Unfortunately, Badison is all downhill from there. We learn in flashback she was sent to boot camp and bullied herself as a teen, but she exhibits none of the classic traits of a true prison intimidator. She’s just a spoiled kid who comes from a good home and made a mistake. Her background only makes you hate her more. No scars, no tattoos (save a tiny one), no eyepatch, or bulging muscles — she couldn’t be any less formidable. And then… she speaks. That “Boston” accent comes stumbling out and you just pray for her to leave the screen. 

Badison turns out to be decidedly weak and boring once we get to know her.
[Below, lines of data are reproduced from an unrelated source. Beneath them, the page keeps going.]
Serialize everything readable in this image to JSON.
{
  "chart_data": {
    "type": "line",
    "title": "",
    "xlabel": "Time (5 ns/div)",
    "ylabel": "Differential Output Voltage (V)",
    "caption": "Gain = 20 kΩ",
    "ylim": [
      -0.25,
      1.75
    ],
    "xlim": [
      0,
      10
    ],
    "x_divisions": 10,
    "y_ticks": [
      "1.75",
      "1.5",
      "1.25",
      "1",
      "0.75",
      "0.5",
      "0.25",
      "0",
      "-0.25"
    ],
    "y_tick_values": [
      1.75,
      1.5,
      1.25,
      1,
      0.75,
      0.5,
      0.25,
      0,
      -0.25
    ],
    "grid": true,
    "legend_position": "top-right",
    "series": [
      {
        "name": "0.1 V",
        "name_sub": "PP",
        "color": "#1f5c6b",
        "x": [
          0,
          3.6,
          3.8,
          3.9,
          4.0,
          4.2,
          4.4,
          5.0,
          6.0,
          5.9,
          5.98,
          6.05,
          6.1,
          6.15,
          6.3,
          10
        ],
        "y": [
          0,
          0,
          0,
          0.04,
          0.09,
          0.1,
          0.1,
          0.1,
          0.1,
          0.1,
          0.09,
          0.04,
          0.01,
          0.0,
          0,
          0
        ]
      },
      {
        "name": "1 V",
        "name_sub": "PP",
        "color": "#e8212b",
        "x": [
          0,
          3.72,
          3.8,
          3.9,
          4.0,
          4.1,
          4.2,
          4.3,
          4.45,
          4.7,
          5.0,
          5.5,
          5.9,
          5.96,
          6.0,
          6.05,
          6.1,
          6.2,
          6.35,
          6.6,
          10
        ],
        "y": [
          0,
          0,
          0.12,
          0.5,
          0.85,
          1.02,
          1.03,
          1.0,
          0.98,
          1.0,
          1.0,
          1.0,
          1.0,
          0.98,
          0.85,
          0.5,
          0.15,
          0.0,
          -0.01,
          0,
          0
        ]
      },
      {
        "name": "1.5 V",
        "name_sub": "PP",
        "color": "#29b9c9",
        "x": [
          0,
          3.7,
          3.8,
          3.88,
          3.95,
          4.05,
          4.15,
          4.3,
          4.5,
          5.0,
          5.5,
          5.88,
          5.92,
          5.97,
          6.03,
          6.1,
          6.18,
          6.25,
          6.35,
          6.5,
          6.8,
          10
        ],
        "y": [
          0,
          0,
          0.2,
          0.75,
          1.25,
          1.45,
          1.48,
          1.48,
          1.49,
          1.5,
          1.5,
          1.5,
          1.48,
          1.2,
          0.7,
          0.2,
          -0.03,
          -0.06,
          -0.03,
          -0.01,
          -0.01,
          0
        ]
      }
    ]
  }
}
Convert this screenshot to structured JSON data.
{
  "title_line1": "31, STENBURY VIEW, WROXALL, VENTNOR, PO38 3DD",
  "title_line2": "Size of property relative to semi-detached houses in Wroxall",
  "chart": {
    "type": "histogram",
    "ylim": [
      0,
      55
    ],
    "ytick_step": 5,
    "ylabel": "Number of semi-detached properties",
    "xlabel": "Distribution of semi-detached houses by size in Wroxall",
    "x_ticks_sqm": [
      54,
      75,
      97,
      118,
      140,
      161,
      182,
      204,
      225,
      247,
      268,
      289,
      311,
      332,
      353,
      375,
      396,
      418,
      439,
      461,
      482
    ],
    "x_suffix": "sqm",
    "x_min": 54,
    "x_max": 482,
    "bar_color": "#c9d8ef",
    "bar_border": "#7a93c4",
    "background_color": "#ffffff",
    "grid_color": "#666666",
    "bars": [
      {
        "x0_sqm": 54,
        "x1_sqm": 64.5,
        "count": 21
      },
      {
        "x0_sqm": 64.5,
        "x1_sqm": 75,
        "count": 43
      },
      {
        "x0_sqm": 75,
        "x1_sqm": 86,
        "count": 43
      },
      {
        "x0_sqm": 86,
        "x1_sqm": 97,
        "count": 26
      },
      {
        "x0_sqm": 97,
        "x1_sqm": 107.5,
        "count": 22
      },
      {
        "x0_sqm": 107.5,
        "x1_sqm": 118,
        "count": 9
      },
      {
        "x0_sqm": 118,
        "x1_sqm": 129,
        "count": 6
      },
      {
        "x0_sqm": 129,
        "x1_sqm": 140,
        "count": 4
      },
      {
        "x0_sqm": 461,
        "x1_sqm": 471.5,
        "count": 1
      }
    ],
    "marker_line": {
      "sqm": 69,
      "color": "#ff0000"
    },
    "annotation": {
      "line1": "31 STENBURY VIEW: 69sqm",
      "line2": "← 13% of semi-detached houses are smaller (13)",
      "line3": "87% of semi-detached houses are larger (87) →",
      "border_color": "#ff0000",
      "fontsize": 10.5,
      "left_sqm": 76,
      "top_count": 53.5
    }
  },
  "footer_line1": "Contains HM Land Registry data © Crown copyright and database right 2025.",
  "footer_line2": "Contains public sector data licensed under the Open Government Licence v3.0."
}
She cowers in the face of the real boss, Carol (a great Henny Russell), and proceeds to merely bother the other inmates like a mosquito. Not only does the obnoxious one “prank” Piper (Taylor Schilling) with the “hilarious” cheese in the ear trick, she also comes up with a brilliant scheme: defecate in the prison driers. How impressive. It’s like the writers have just given up. The revelation she “blew a lesser Wahlberg” also shows how lazy they are. She’s from Boston, right? She must know the Wahlbergs and “pahk the cah at Hahvahd!!”

So, to Jenji Kohan and OITNB, please spare us all the Boston jokes we’ve heard before. It’s not helping. Please spare us characters like Madison Murphy — thinly sketched stereotypes that never feel like real people — she’s an insult.